Na verdade, é um retrofit na empresa. Precisamos fazer uma nova estrutura para atender uma demanda que hoje não conseguimos suprir, afirmou o executivo em entrevista à Mercado & Consumo durante a Apas Show 2026. De acordo com Matsui, a companhia já enfrenta rupturas em categorias como ovos e frangos sustentáveis e orgânicos, mesmo com crescimento da concorrência no segmento. “Nossa produção atual não consegue corresponder à demanda do mercado nacional”, disse. Segundo ele, a empresa vai dobrar a capacidade produtiva até 2030.
Fundada em 1994 e ligada originalmente à filosofia da Igreja Messiânica, a Korin nasceu como uma operação voltada à proteína animal, mas se transformou ao longo dos anos em uma plataforma mais ampla de alimentos saudáveis e insumos agrícolas. Hoje, além de frangos e ovos, a empresa atua também com grãos, produtos processados, bioinsumos e pesquisas voltadas à agricultura e produção animal sem antibióticos. A Korin se apresenta como pioneira no Brasil, há cerca de três décadas, na produção de frangos sem uso de antibióticos como promotores de crescimento.
“O mundo inteiro hoje vive uma preocupação muito forte com resistência bacteriana. Cerca de 73% dos antibióticos produzidos globalmente são usados na produção animal”, afirmou Matsui. Segundo ele, a decisão de não utilizar antibióticos na produção foi recebida com forte resistência décadas atrás, quando a empresa chegou a ser chamada de “irresponsável” por órgãos do setor. “Hoje essa discussão mudou completamente.”
Embora seja frequentemente associada apenas ao segmento orgânico, a Korin trabalha também com uma linha classificada como “sustentável”, baseada em alimentação não transgênica para aves. Segundo o executivo, o objetivo foi ampliar acessibilidade ao consumidor sem abandonar os pilares da companhia. Se utilizássemos grãos transgênicos, o produto seria cerca de 20% a 25% mais barato. Mas isso não faz parte dos nossos valores, afirmou.
O plano de crescimento da companhia inclui ainda fortalecimento da distribuição nacional, entrada em novos canais e ampliação da capilaridade. Atualmente, a Korin mantém operações próprias, lojas físicas e venda direta, além de ampliar parcerias regionais com concentração maior em São Paulo e Rio de Janeiro.
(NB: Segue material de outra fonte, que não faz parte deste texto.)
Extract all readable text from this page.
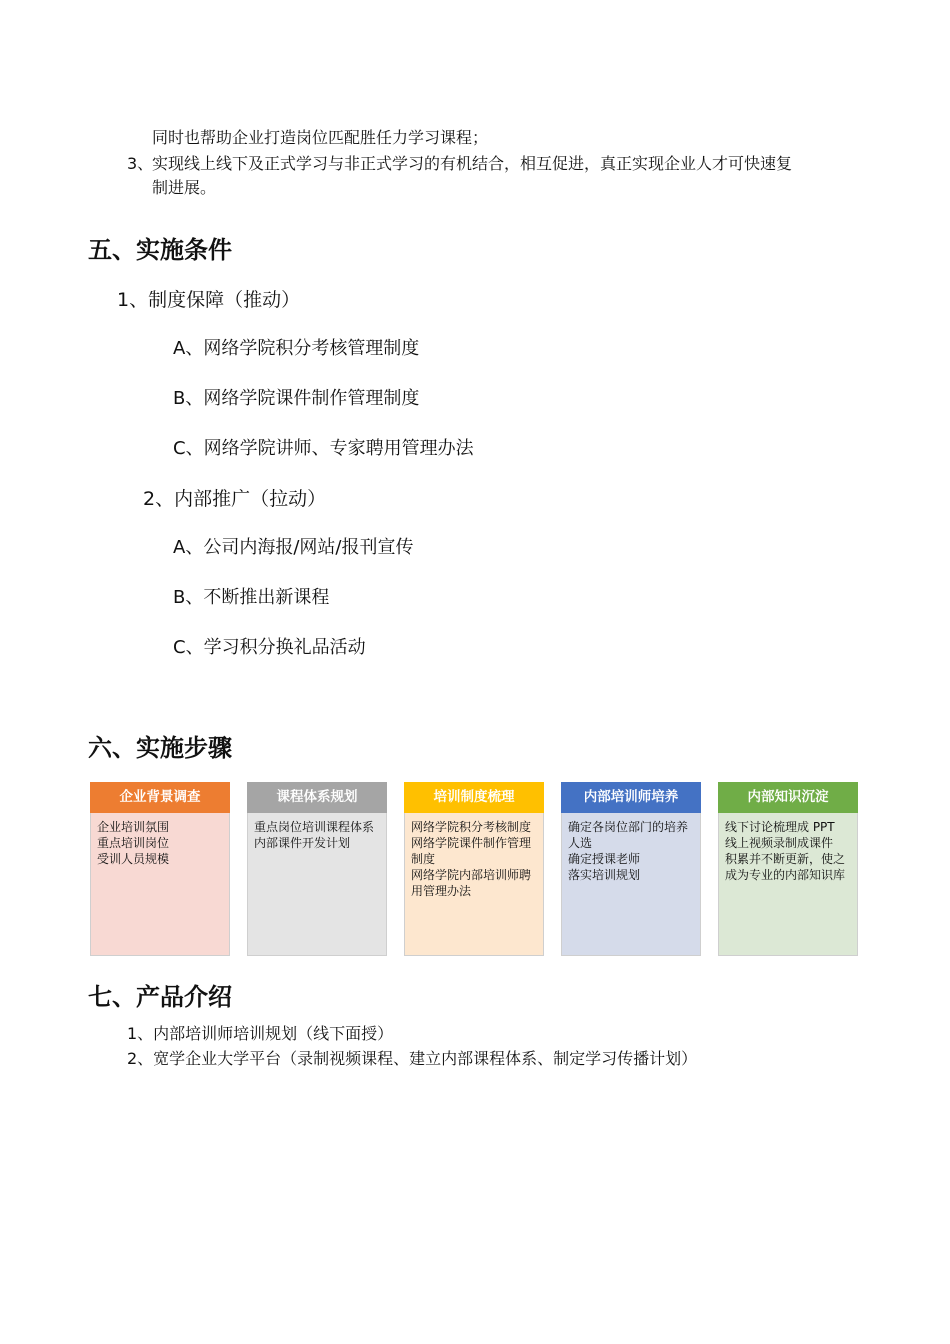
同时也帮助企业打造岗位匹配胜任力学习课程；
3、
实现线上线下及正式学习与非正式学习的有机结合，相互促进，真正实现企业人才可快速复
制进展。
五、实施条件
1、制度保障（推动）
A、网络学院积分考核管理制度
B、网络学院课件制作管理制度
C、网络学院讲师、专家聘用管理办法
2、内部推广（拉动）
A、公司内海报/网站/报刊宣传
B、不断推出新课程
C、学习积分换礼品活动
六、实施步骤
企业背景调查
企业培训氛围
重点培训岗位
受训人员规模
课程体系规划
重点岗位培训课程体系
内部课件开发计划
培训制度梳理
网络学院积分考核制度
网络学院课件制作管理制度
网络学院内部培训师聘用管理办法
内部培训师培养
确定各岗位部门的培养人选
确定授课老师
落实培训规划
内部知识沉淀
线下讨论梳理成 PPT
线上视频录制成课件
积累并不断更新，使之成为专业的内部知识库
七、产品介绍
1、内部培训师培训规划（线下面授）
2、宽学企业大学平台（录制视频课程、建立内部课程体系、制定学习传播计划）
A companhia também começou a contratar executivos para apoiar a aceleração. “Temos um plano 30 mais, ou seja, como seremos daqui a 30 anos e isso passa por muito planejamento e execução”, afirmou Matsui.
Além da expansão produtiva, a empresa aposta em novos produtos e categorias. Na Apas Show 2026, a Korin apresentou, por exemplo, uma linha de caldo de ossos rico em proteína e colágeno, além de projetos ligados ao mercado pet. Segundo o executivo, a empresa já fornece matéria-prima para fabricantes premium de ração e desenvolve um eliminador de odores baseado em bioinsumos próprios. “Existe um potencial muito grande ainda para crescer, principalmente na agricultura e em novas verticais”, disse.